Akad yang dapat dipakai dalam Deposito adalah Mudharabah.

Catatan:

*) Bila akad yang dipakai adalah Mudharabah muqayyadah, maka:

- nasabah meminta Bank untuk menyalurkan dananya kepada projek atau nasabah tertentu.

- Atas tugas ini bank dapat memperoleh fee atau porsi keuntungan.

- Keuntungan yang diperoleh dari penyaluran dana ini dibagi antara nasabah sebagai pemilik modal (Sahibul Mal) dan pelaksana projek sebagai mudharib (orang yang memberikan keahlian)
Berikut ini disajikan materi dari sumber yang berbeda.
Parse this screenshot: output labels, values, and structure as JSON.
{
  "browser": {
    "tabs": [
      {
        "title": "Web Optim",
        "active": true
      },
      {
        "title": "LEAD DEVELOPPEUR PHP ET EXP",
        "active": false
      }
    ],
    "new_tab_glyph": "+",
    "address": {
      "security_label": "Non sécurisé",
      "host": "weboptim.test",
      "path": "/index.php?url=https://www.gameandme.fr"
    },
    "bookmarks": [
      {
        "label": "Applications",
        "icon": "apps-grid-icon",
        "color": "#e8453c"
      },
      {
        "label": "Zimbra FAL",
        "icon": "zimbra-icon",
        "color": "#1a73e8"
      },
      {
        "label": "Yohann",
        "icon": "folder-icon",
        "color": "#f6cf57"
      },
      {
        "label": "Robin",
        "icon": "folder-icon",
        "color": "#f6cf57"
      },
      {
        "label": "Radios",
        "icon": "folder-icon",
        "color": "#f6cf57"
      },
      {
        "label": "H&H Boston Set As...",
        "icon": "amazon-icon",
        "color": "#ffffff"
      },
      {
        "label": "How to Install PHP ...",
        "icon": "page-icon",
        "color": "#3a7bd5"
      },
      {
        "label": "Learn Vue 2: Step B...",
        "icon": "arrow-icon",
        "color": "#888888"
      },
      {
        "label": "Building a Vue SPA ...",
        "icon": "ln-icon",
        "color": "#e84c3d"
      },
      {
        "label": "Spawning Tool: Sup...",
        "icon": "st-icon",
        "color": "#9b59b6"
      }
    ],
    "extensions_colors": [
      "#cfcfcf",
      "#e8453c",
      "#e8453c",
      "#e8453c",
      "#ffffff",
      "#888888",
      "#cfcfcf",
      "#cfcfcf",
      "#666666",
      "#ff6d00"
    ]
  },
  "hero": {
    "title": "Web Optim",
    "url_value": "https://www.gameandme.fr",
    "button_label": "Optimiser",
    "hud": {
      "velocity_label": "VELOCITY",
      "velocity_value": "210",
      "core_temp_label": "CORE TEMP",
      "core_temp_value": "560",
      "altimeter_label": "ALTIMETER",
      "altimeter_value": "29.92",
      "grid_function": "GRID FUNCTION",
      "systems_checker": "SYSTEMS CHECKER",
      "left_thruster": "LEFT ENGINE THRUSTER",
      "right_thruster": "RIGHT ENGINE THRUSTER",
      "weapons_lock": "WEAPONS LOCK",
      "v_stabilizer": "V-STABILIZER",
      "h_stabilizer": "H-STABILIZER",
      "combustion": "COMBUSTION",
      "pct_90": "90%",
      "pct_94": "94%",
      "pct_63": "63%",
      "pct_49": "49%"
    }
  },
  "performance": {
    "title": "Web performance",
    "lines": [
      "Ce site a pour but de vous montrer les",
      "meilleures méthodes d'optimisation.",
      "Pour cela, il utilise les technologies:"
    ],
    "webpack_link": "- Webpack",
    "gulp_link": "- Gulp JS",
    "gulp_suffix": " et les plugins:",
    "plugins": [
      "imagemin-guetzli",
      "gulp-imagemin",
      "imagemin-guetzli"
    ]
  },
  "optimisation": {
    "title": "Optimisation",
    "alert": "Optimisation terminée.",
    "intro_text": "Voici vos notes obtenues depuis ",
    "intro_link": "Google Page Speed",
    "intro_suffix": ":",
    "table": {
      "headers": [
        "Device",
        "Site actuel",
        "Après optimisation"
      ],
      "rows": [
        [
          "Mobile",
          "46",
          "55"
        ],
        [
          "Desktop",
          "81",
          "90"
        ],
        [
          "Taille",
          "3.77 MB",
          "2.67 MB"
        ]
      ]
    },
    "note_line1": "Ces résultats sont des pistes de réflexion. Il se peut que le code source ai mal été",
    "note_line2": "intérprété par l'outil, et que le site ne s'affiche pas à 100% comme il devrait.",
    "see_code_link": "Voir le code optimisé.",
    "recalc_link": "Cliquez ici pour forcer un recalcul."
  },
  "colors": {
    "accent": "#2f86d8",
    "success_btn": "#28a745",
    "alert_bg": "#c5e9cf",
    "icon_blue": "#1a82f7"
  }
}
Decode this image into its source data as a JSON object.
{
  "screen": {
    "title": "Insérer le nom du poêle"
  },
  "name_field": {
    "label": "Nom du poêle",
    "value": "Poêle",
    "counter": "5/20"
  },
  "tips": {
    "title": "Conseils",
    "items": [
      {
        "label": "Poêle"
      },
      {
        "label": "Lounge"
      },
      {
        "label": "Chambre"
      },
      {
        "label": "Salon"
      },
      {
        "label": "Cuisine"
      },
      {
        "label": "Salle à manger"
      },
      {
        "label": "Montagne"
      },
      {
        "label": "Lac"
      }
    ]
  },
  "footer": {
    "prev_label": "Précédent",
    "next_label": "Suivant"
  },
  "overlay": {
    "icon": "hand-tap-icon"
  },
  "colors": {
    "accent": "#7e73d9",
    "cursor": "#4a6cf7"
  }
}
- Pola seperti ini dalam dunia perbankan disebut chanelling bukan executing

Jenis Produk Bank Syariah bila dilihat dari fungsi penyaluran dana (financing) dibagi menjadi 3 kategori besar:

1. Jual-beli

2. Bagi Hasil/Untung

3. Sewa

1. Jual-beli

Produk jual-beli dalam Bank Syariah dibagi menjadi 3, yaitu:

a. Murabahah

b. Salam dan salam parallel

c. Istishna dan istishna paralel

Penjelasan dari masing-masing produk disajikan berikut ini:

a. Murabahah

- adalah pembiayaan berdasarkan jual-beli dimana Bank bertindak selaku penjual dan nasabah selaku pembeli

- Harga beli diketahui bersama dan tingkat keuntungan untuk Bank disepakati dimuka

- Dalam fiqih klasik murabahah dilakukan secara tunai, dalam praktik perbankan nasabah dapat membayar secara angsuran dan untuk antisipasi kemacetan, Bank dapat meminta jaminan

- Dalam fiqih klasik, penjual membeli barang langsung dari penjual pertama. Dalam perbankan syariah barang dapat dikirim langsung kepada nasabah atau nasabah membeli sendiri selaku wakil Bank dalam membeli

- Bank dapat meminta uang muka dari nasabah untuk pembelian barang tersebut secara murabahah

- Bila nasabah membayar tepat waktu atau melunasi sebelum jatuh tempo, nasabah dapat meminta keringanan (diskon) bila Bank menyetujui b. Salam dan salam paralel

- adalah pembiayaan berdasarkan jual-beli barang dengan cara pemesanan dan pembayaran dilakukan dimuka dengan syaratsyarat tertentu

- dalam pembiayaan ini bank bertindak selaku pembeli sedangkan nasabah bertindak selaku penjual. Uang pembelian diberikan dimuka kepada nasabah

- Karena barang akan dikirimkan kemudian, maka nasabah selaku penjual berhutang kepada bank

- Biasanya diterapkan untuk pembiayaan produk pertanian atau produk-produk yang terstandarisasi

- Bank hanya mendapat keuntungan apabila komoditi yang dikirim oleh nasabah dijual dengan harga yang lebih tinggi

- Bank dapat menjual barang tersebut sebelum jatuh tempo kepada pihak lain dengan cara yang sama (salam), tapi tidak boleh dikaitkan dengan salam yang pertama. Bila hal ini yang terjadi maka salamnya adalah Salam paralel

- Apabila dijual kembali kepada nasabah dengan harga yang lebih tinggi dikhawatirkan terkena riba

- Apabila nasabah gagal (wan prestasi, default) dalam menyerahkan barang yang dipesan, maka kewajiban terhadap bank tidak berubah. Penyerahan barang harus tetap dilakukan walaupun harus ditunda karena kegagalan

- Jika bank setuju, modal bank dikembalikan senilai ketika pertama kali diberikan

c. Istishna dan istishna parallel

- hampir sama dengan salam tetapi berbeda pada objek yang dibiayai dan cara pembayarannya

- Pada Salam objek yang dibiayai sudah terstandarisasi, sedangkan pada istishna objek yang dibiayai bersifat customized (harus dibuat terlebih dahulu)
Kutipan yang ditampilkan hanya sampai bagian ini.